Evaluation of a New Mordant Based Haematoxylin Dye (Haematoxylin X) for Use in Clinical Pathology

Abstract

Recently, St John’s Dermatopathology Laboratory and CellPath Ltd have developed a new patented haematoxylin dye (Haematoxylin X) that utilises a chromium-based mordant (Chromium Sulphate). In this study, the performance of this new haematoxylin (Haematoxylin X) was compared against some commonly utilised alum-based haematoxylins (Carazzi’s, Harris’ and Mayer’s) when used as a part of formalin-fixed paraffin embedded (FFPE) tissue, special stains, immunohistochemical counterstaining and frozen section (Mohs procedure) staining procedures.
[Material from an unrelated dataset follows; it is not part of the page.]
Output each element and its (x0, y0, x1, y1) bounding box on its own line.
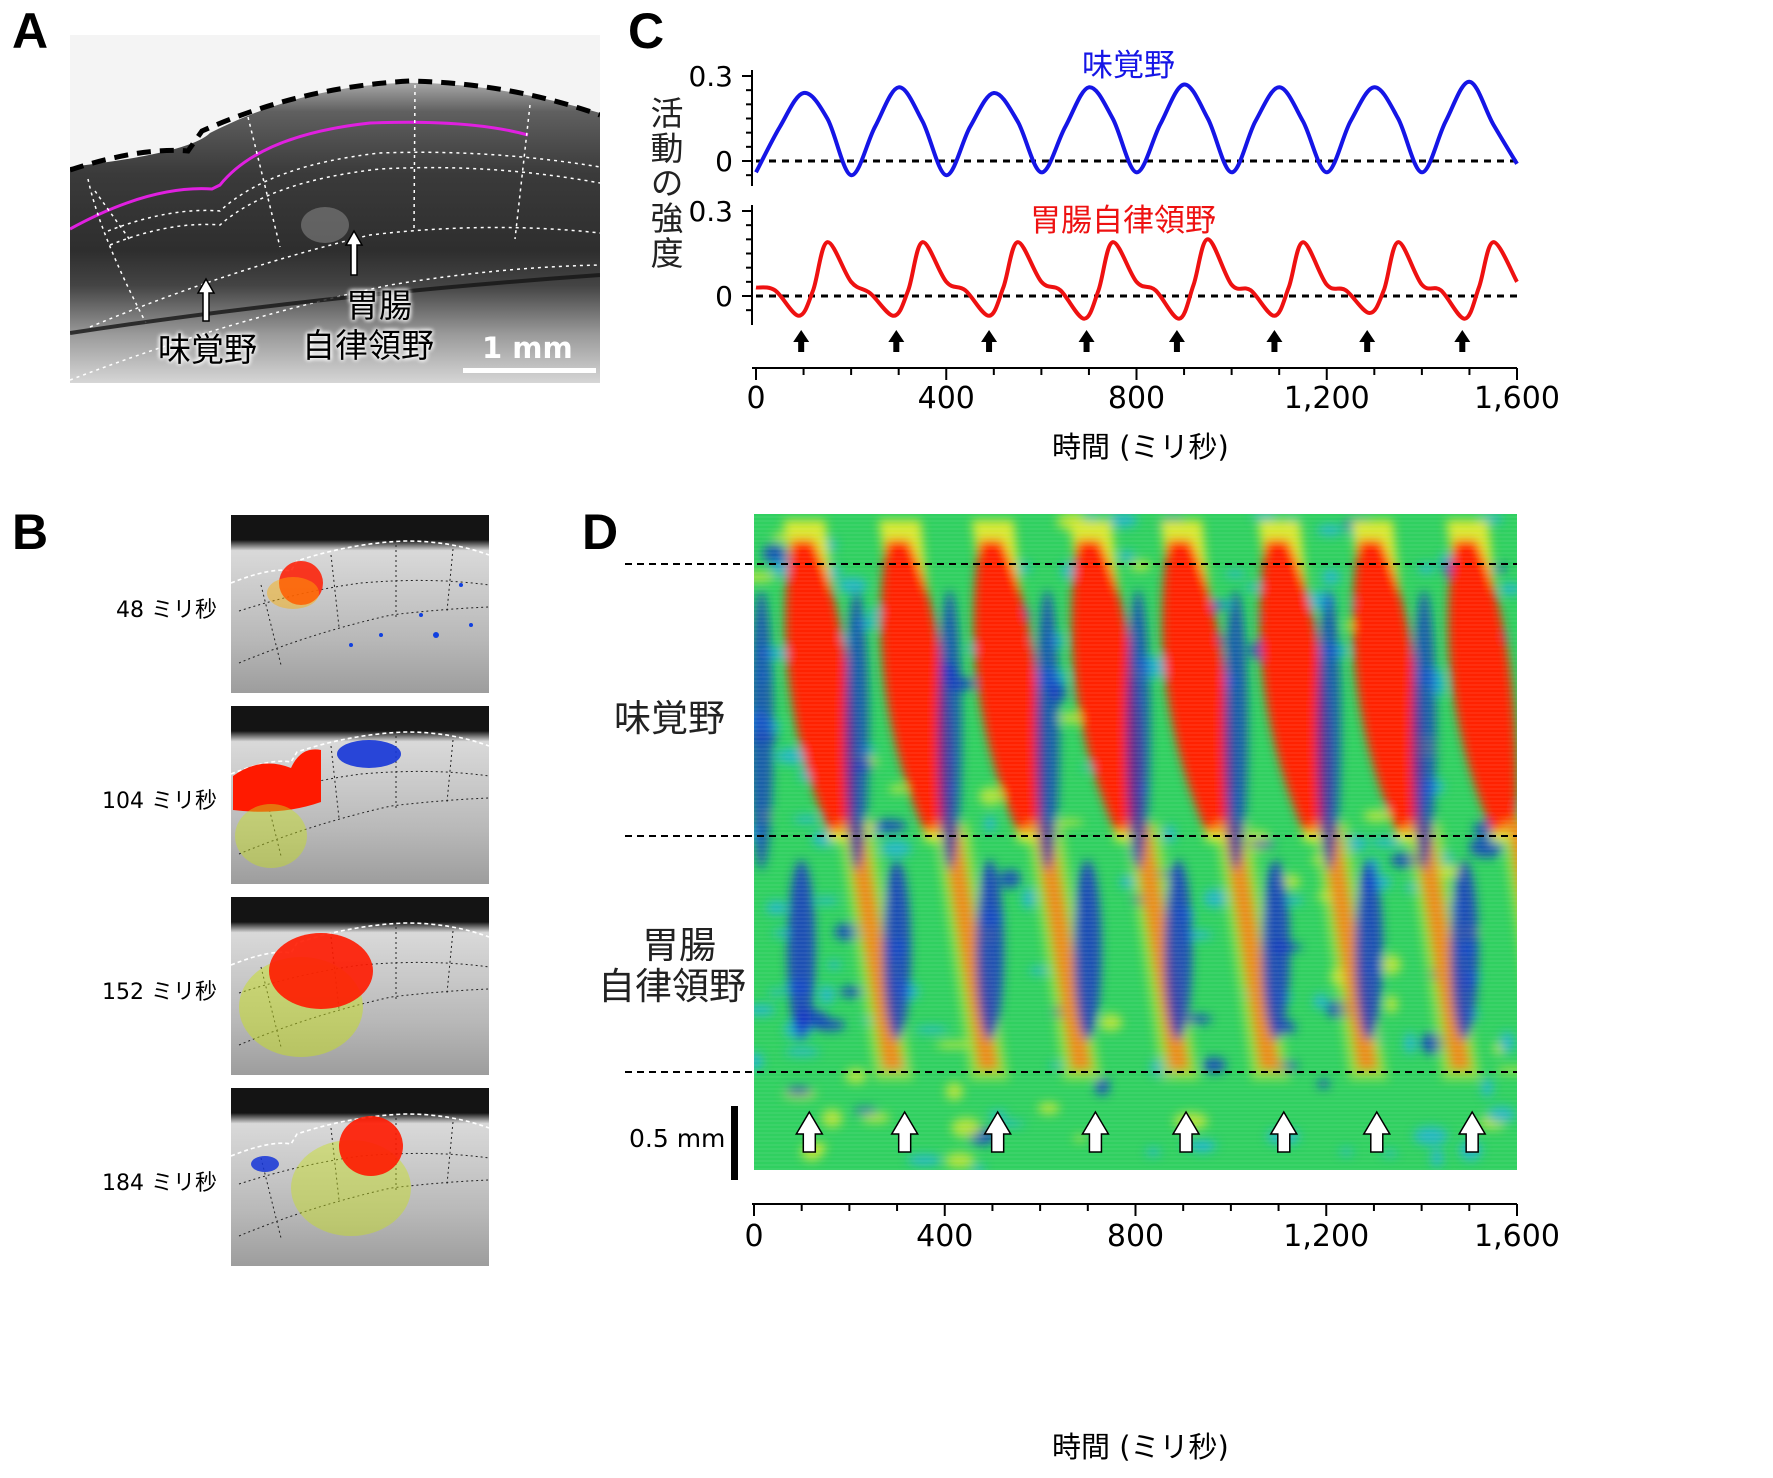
d-label-visceral-line2: 自律領野 (598, 965, 746, 1008)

FFPE sections of different tissue types and frozen skin tissues were sectioned and stained with each haematoxylin subtype to allow for a direct comparison of staining quality. The slides were independently evaluated microscopically by two assessors. A combined score was generated to determine the sensitivity (defined as the intensity of haematoxylin staining being too weak or too strong and the colour of the haematoxylin staining not being blue/black) and specificity (defined as the presence of haematoxylin background staining, uneven staining, and staining deposits) for each of the four haematoxylin subtypes. The scoring criteria were based on the UKNEQAS Cellular pathology techniques assessment criteria. In FFPE tissue, the results for specificity identified Harris haematoxylin scoring the highest (91.2%) followed by Haematoxylin X (88.0%) and Mayer’s (87.0%). The sensitivity scores again identified Harris haematoxylin as scoring the highest (95.1%) followed by Haematoxylin X (90.0%) and Mayer’s (88.0%). In frozen tissue, the results for specificity identified Haematoxylin X as scoring the highest (85.5%) followed by Carazzi’s (80.7%) and Harris’ (77.4%). The sensitivity scores again identified Haematoxylin X as scoring the highest (86.8%) followed by Carazzi’s (82.0%) and Harris’ (81.0%). The results achieved with all four haematoxylins showed a high degree of comparability, with Harris’ haematoxylin scoring high scores overall compared to the other four when assessing FFPE sections. This may have been due to familiarity with the use of Harris’ haematoxylin in-house. There was also evidence of more pronounced staining of extracellular mucin proteins with Haematoxylin X compared to the other alum haematoxylins that were assessed. Haematoxylin X scored highest when used in frozen section staining. In addition, Haematoxylin X has a potential applications for use in IHC and special stains procedures as a counterstain.